Have you seen a painting that you just can't get over? Is it haunting you? Sometimes, it can be hard to find the artist that did a specific painting. I have this problem a lot with thrifted artwork.
It is like finding a photograph of someone who is lost and trying to remember the name of their loved ones. I am constantly trying to look through old books or Google documents until I find that person who painted it!
It can be really hard though, especially if the painting isn't signed. I think that some artists do this on purpose, or in the very least, they don't think about it as they're finishing up their piece.
Anyway - if you've got a painting that you need to find the artist of, we've got some tips and tricks to help you. Let's figure this out together.
One: Do your research.
The easiest way to find an artist is to determine from what specific time period the piece was painted. Many paintings share a similar appearance through time. Paintings from the 1800s generally look like they're from that time in history.
So, search galleries and art museums for similar styles and works. Maybe you found a print of a piece in a thrift store - search for similar prints to find the time period.
Two: Use reverse image search.
The best tool on the internet to find an artist is a reverse image search. Reverse image searches allow you to upload an image and search for similar images online.
Let's say that I found a piece of art - but it wasn't framed, so all I had was a photograph. I can upload that photograph into Google and Google will show me similar images. This search engine is very powerful for finding an artist's name and information, especially if they're famous.
Even if it doesn't find the exact artwork, researching similar art that pops up in the database might help you find the artist. Your browser will save your search history, so you can access information later on that you didn't think was important.
Three: use your social network.
Just ask. You'd be surprised what people know: an art history website, maybe they saw something similar in a catalogue or museum once. You never know!
You can even ask a museum curator or librarian if they have any ideas. There are many collections that are not shared publicly in a museum, but the curators know. They might be able to identify a similar background, style, or signature from surprisingly few details.

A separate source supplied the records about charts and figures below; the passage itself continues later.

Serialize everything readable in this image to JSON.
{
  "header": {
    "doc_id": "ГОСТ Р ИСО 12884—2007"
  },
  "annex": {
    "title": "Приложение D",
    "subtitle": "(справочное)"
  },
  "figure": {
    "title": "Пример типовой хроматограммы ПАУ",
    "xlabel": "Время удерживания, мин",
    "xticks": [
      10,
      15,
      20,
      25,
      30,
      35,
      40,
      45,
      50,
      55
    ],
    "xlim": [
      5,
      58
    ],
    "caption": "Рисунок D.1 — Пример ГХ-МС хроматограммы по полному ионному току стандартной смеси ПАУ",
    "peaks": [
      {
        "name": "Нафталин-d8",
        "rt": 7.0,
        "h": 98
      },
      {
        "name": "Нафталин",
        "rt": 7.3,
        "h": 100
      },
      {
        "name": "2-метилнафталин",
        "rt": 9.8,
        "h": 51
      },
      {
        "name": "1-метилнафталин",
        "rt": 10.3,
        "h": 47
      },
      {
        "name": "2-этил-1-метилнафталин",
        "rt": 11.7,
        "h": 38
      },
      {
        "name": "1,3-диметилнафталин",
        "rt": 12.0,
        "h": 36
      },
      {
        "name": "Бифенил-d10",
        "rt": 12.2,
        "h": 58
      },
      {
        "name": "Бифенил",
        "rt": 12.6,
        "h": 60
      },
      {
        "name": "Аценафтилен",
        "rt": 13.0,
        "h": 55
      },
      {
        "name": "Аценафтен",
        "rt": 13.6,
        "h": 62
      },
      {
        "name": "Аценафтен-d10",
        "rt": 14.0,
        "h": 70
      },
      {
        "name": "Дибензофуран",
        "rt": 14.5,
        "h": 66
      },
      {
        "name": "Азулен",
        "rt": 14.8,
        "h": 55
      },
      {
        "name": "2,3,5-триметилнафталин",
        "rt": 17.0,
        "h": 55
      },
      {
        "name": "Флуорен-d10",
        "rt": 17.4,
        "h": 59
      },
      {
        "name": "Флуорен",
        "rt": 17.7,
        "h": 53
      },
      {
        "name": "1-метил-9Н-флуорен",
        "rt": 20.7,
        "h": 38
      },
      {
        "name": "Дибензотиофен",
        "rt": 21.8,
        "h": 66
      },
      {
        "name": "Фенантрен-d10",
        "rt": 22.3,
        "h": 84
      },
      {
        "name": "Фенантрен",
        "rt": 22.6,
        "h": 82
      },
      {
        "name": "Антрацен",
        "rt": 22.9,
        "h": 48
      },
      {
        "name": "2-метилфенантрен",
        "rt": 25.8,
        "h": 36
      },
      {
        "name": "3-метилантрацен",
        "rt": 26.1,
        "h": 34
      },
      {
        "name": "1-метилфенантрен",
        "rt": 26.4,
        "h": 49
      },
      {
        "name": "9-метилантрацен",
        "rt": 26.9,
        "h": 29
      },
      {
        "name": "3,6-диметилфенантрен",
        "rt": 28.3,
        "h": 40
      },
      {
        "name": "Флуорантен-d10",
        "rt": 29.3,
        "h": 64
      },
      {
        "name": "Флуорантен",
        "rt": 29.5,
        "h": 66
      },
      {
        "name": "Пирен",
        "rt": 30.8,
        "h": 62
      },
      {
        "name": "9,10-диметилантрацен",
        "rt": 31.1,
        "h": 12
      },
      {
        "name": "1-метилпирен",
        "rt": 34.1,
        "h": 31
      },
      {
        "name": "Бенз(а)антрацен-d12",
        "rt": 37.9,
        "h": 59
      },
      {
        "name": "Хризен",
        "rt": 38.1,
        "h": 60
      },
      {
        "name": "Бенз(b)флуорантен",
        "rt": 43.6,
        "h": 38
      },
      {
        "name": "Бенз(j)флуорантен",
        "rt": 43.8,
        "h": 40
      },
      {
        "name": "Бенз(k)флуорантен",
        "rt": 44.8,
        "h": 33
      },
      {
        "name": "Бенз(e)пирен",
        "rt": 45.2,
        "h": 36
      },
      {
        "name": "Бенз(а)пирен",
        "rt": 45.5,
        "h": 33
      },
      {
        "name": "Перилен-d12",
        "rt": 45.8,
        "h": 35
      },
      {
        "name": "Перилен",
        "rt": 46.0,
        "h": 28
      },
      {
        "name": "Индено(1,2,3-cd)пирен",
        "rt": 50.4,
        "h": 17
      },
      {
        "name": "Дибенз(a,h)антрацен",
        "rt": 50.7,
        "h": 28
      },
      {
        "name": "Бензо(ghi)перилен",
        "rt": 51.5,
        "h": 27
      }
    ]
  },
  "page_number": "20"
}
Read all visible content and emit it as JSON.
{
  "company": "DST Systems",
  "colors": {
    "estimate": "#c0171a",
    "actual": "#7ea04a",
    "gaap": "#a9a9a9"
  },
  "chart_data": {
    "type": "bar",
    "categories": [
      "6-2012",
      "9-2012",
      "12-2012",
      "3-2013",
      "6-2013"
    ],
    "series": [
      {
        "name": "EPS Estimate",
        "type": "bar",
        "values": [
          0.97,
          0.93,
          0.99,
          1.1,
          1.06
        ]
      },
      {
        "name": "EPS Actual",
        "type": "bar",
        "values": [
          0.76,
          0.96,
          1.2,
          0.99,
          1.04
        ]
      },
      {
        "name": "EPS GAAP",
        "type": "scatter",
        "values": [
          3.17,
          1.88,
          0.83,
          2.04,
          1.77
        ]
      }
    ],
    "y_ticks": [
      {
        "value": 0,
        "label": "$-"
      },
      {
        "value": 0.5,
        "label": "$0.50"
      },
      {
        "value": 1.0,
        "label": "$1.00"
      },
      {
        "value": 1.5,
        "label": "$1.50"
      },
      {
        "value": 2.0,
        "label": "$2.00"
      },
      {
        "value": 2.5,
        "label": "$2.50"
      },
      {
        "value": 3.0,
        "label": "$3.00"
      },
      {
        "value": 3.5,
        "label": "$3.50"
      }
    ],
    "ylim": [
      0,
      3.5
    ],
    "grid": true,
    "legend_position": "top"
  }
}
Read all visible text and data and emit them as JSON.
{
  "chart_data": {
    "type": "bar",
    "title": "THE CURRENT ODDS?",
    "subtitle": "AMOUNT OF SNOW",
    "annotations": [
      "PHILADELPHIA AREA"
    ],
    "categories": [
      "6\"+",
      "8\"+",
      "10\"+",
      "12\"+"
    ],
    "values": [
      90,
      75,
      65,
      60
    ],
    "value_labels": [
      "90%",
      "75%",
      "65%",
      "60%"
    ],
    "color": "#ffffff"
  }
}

Also: people who work at museums LOVE this stuff. So don't be afraid to ask. It's a moment they will remember for the rest of their lives if they're able to help you find the artist.
Four: Be patient.
Like I said, sometimes this search takes time - but don't give up hope. Keep looking for similar artworks and you'll eventually find the artist's name.
Remember that artists are people too! They usually have their names written on their prints or paintings somewhere. If you can't find any signature, just keep asking around. The curator at your local gallery might know the painter. They might know the time it was created.
Five: Bring your example wherever you go.
Print out a little business card, or keep a picture on your phone of the art you're looking for. It's much easier for someone to look at your photos than it is to listen to a description.
Visit all of the galleries in your town. Talk to other artists. Keep getting that artwork out there, and eventually, you'll find an answer.